HARARE – The government on Thursday said it had agreed a maximum price for mealie-meal with millers, days after restoring a subsidy on the staple.
Mealie-meal prices more than doubled last week after finance minister Mthuli Ncube announced he was scrapping the subsidy which he said was “open to abuse and placed a huge burden on the fiscus.”
“Under this new subsidy model, the government will fund the procurement of grain at market prices and selling the same to registered to maize millers to ensure availability and affordability of the commodity,” Ncube said in a statement.
“The government will ensure that the requisite monthly tonnage of 40,000 metric tonnes required for producing 32,000 metric tonnes of roller meal will be timely availed by GBM to members of the Grain Millers Association of Zimbabwe.”
Ncube said under the agreement with the millers, whose association brings together 95 percent of market, the retail price of a 10kg bag of mealie-meal would come down to ZWL$50 from over ZWL$100 currently.
“This model will create fiscal space for treasury to finance other social protection programmes,” Ncube said.
Economist Eddie Cross, who sits on an advisory board for the central bank, this week warned that the current blanket maize subsidy will cost nearly ZWL$3 billion in the next 12 months.
Cross is proposing, instead, that the Reserve Bank of Zimbabwe could print vouchers which could be exchanged for mealie-meal at any store or supermarket.

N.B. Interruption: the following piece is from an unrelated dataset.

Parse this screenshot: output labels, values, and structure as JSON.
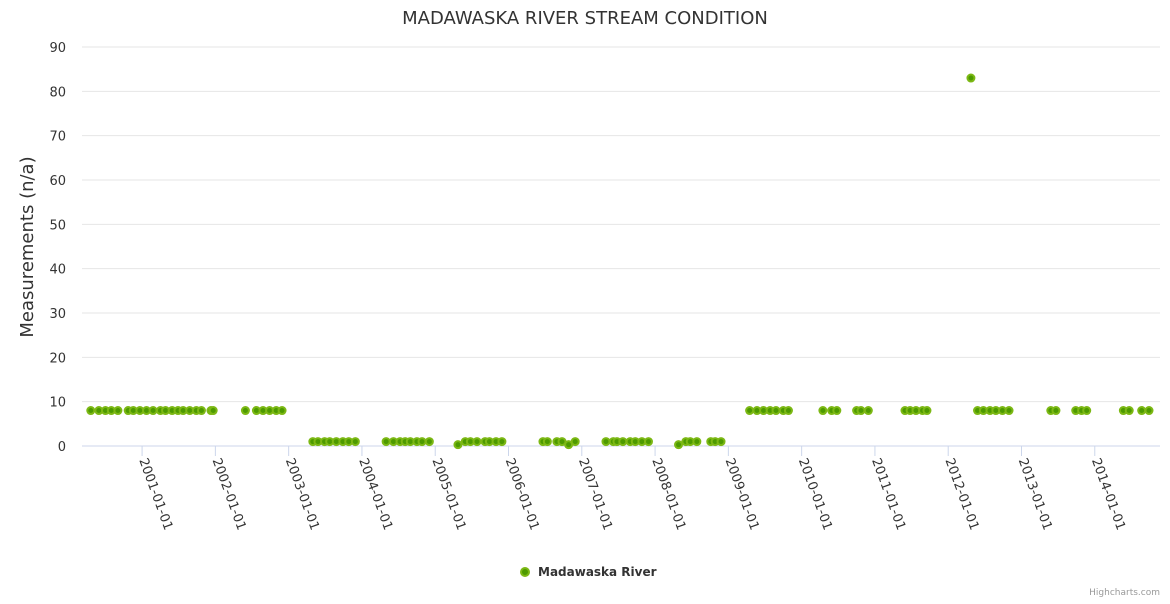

“This would enable the absolute poor among us to buy their basic needs to survive. Subsidies on an untargeted basis would cost us many times more than that and achieve little, most of the expenditure wasted on corruption and on other beneficiaries who do not need subsidy,” Cross said.
The United Nations said on Tuesday it was procuring food assistance for 4.1 million Zimbabweans – a quarter of the population.
Food shortages are being exacerbated by runaway inflation and climate-induced drought.